The largest non-locally owned brewery in town? That’s Boulevard (2501 Southwest Blvd., KCMO), which has a bustling taproom that’s heavy on dark wood and tourists. Just around the corner, you have another of the best breweries in the city, Alma Mader (2635 Southwest Blvd., KCMO). They keep limited hours—did I mention this was a Saturday?—at their industrial-chic taproom. If you haven’t eaten yet, you’re in luck. Several of the best taco spots in town are a few blocks up, and you’re welcome to carry in food to drink with Alma’s very well-made lagers and bicoastal IPA variants.
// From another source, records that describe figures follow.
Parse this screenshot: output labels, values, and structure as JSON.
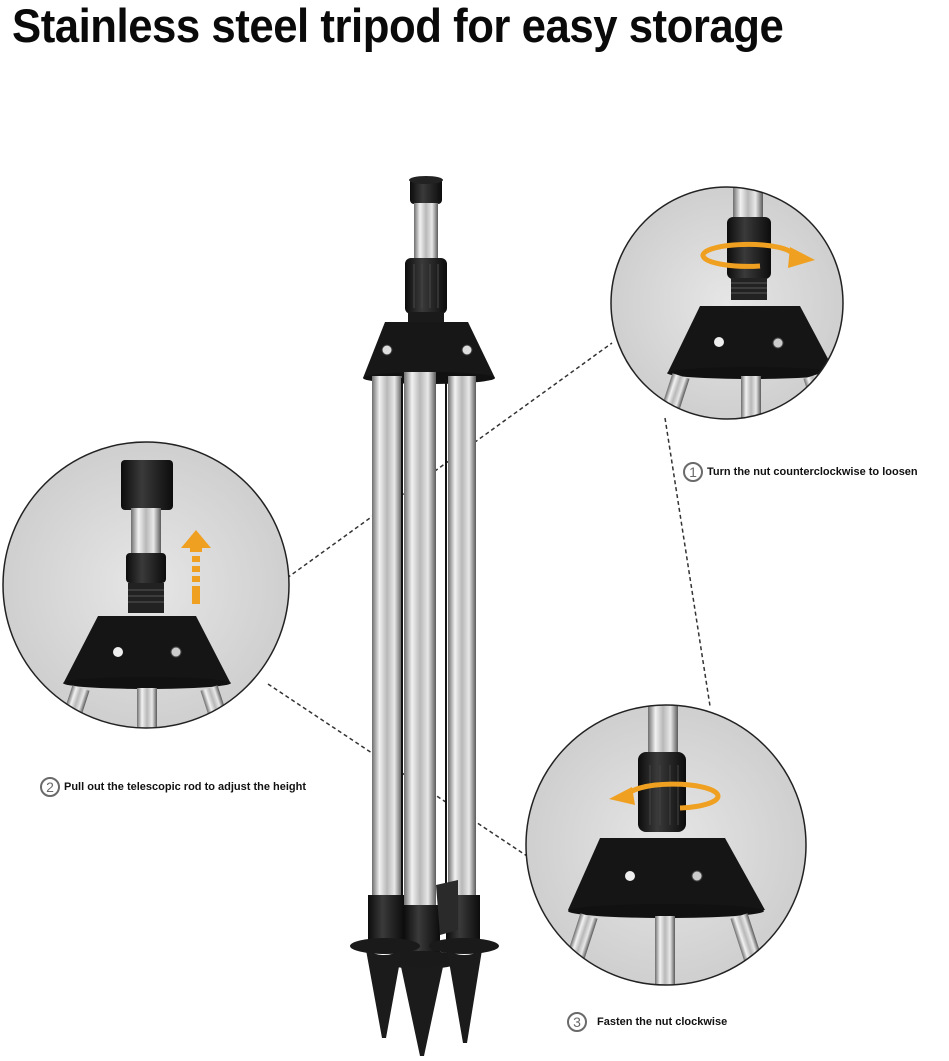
{
  "title": "Stainless steel tripod for easy storage",
  "product": {
    "name": "stainless steel telescopic tripod",
    "colors": {
      "steel_light": "#e6e6e6",
      "steel_dark": "#7a7a7a",
      "plastic_black": "#161616",
      "circle_bg": "#d9d9d9",
      "accent_arrow": "#f0a020",
      "dash_line": "#333333"
    }
  },
  "steps": [
    {
      "number": "1",
      "label": "Turn the nut counterclockwise to loosen",
      "arrow": "rotate-counterclockwise"
    },
    {
      "number": "2",
      "label": "Pull out the telescopic rod to adjust the height",
      "arrow": "pull-up"
    },
    {
      "number": "3",
      "label": "Fasten the nut clockwise",
      "arrow": "rotate-clockwise"
    }
  ]
}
At this point, you’re right by the Crossroads, which has eight breweries within just a few blocks. Nowhere in Denver or San Diego has quite the same street-to-street density. Everyone has their favorites here, and we could fill several pages with a comprehensive guide. I’ll just point out my two essentials. Casual Animal (1725 McGee St., KCMO) has what may be the most stylish taproom in the Midwest—it’s like one of those wedding barns you’d see in Garden & Gun. Nimble (1735 Oak St., KCMO) is new and pushing hard toward the top of my local list. It was opened by a talented Johnson County home brewer who quit his accounting gig to make some wild styles. All his beers have a mature, balanced flavor profile.
Oh, yes, and Kansas City also has suburbs, and those suburbs also have breweries. In Johnson County, my favorite is Sandhills (5612 Johnson Drive, Mission), which specializes in barrel-aged beers but also makes a great hazy IPA called Junco. On the other side of the city, Diametric (949 N.E. Columbus, Lee’s Summit) in Lee’s Summit is doing great things, as are the sour specialists at Crane (6515 Railroad St., Raytown) in Raytown. And if it’s Saturday, you can get elite barbecue at Harp while at Crane.